GPU Support

This section covers building TomoPy with support for GPU offloading and general usage. For the implemented iterative algorithms, reconstruction times per-slice can be reduced by several orders of magnitude depending on the hardware available. On a NVIDIA Volta (VX-100) GPU at NERSC, the per-slice reconstruction time of the SIRT and MLEM algorithms for a 2048p image with 1501 projection angles and 100 iterations reduced from ~6.5 hours to ~40 seconds.

Supported GPUs

TomoPy supports offloading to NVIDIA GPUs through compiled CUDA kernels on Linux and Windows 10. NVIDIA GPUs on macOS are untested but likely supported.

Building TomoPy with CUDA

CMake is configured to automatically enable building GPU support when CMake can detect a valid CUDA compiler. TomoPy requires CMake 3.9+, which has support for CUDA as a first-class language – meaning that the CUDA compiler only needs to be in the PATH. On Unix, this is easily checked with the command: which nvcc. If the command returns a path to the compiler, build TomoPy normally. If not, locate the CUDA compiler and place the path to the compiler in PATH, remove the build directory (rm -r _skbuild or python setup.py clean) and rebuild.

TomoPy includes the Parallel Tasking Library (PTL) as a git submodule to handle the creation of a secondary thread-pool that assists in hiding the communication latency between the CPU and GPU. This submodule is automatically checked out and compiled by the CMake build system.

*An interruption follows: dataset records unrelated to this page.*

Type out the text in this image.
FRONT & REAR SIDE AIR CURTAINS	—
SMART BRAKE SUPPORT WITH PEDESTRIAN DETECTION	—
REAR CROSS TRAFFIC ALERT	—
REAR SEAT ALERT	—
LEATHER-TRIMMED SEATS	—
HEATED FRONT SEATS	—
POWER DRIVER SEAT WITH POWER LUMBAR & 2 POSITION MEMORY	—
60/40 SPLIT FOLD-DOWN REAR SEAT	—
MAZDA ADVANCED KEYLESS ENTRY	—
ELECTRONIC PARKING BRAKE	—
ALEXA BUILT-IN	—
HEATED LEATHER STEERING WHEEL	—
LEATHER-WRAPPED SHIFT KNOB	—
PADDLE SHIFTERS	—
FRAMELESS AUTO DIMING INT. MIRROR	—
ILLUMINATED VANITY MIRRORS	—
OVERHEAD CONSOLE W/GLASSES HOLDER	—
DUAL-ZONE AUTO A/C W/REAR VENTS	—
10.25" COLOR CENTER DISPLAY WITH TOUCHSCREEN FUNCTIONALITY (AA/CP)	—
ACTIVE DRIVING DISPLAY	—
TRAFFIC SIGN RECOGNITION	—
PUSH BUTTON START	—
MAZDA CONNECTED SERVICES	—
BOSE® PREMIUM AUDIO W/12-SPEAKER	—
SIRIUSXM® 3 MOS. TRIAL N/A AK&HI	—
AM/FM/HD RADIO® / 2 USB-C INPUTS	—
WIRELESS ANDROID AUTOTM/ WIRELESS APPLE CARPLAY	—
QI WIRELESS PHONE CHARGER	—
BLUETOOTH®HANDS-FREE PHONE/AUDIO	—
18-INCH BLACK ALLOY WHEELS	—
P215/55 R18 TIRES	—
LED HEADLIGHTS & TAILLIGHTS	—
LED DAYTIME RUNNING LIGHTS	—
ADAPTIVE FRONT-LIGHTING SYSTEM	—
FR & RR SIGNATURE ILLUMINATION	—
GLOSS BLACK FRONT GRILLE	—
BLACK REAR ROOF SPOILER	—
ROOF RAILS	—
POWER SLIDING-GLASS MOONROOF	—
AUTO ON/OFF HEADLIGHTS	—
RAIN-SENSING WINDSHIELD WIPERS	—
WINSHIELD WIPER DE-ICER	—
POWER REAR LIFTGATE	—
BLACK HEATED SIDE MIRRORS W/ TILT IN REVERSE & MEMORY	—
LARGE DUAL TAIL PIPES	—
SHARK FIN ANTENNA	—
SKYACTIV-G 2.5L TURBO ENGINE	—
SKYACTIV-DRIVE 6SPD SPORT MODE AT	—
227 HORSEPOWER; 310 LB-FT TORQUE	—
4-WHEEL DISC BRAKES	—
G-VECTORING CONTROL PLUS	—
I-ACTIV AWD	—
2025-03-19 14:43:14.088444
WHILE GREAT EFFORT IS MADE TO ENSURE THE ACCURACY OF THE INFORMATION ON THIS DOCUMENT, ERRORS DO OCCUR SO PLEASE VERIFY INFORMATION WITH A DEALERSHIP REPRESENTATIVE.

Reconstructing with GPU offloading

In order to reconstruct efficiently on the GPU, the algorithm has been implemented as a rotation-based reconstruction instead of the standard ray-based reconstruction. The primary implication of the algorithmic change is that when there are important pixels at the corners of the image, it will be necessary to pad the image before reconstruction. This is due to the side-effect of a rotating at an arbitrary angle that is not a factor of 90 degrees:

obj = tomopy.shepp2d()
obj = tomopy.misc.morph.pad(obj, axis=1, mode='constant')
obj = tomopy.misc.morph.pad(obj, axis=2, mode='constant')

Currently, the supported algorithms for GPU offloading are:

Algorithms

SIRT

MLEM

When GPU support is not available, due to either lack of compiler support or no CUDA devices available, the algorithms will execute on the CPU with the same algorithm as the GPU version using OpenCV. When an NVIDIA device is targeted, the algorithms utilize the NPP (NVIDIA Performance Primitives) library instead of OpenCV which has limited GPU support. However, it is possible that GPU offloading will still occur if OpenCV is configured with GPU support.

The addition of accelerated=True to tomopy.recon(...) is the only requirement for enabling the accelerated versions of the above algorithms. However, there is support an additional customization:

tomopy.recon parameters

Type

Description

Options

accelerated

boolean

Enable accelerated algorithm

True, False

pool_size

int

Size of the secondary thread-pool

interpolation

string

Interpolation scheme

“NN”, “LINEAR”, “CUBIC”

device

string

Targeted device

“cpu”, “gpu”

grid_size

nparray

GPU grid dimensions

Set to [0,0,0] for auto grid size

block_size

nparray

GPU block dimensions

Default is [32,32,1]

Multithreading

TomoPy supports multithreading at the Python level through the ncore parameter. When offloading to the GPU, it is generally recommended to set ncore to the number of GPUs. As the threads started at the Python level drop down into the compiled code of TomoPy, these threads increment a counter that spreads their execution across all of the available GPUs

// thread counter for device assignment
static std::atomic<int> ntid;

// increment counter and get a "Python thread-id"
int pythread_num = ntid++;

// set the device to the modulus of number of device available
int device       = pythread_num % cuda_device_count();

As mentioned previously, TomoPy creates a secondary thread-pool in the accelerated algorithms that assists in hiding the communication latency between the CPU and GPU. Once a thread has been assigned a device, it creates pool_size additional threads for this purpose. When offloading to the GPU, the standard recommendation is to over-subscribe the number of threads relative to the number of hardware cores. The ideal number of threads per GPU is around 12-24 threads. The default number of pool_size threads is twice the number of hardware threads available divided by the number of threads started at the Python level, e.g. if there are 8 CPU cores and 1 thread started at the Python level, 16 threads will be created in the secondary thread-pool.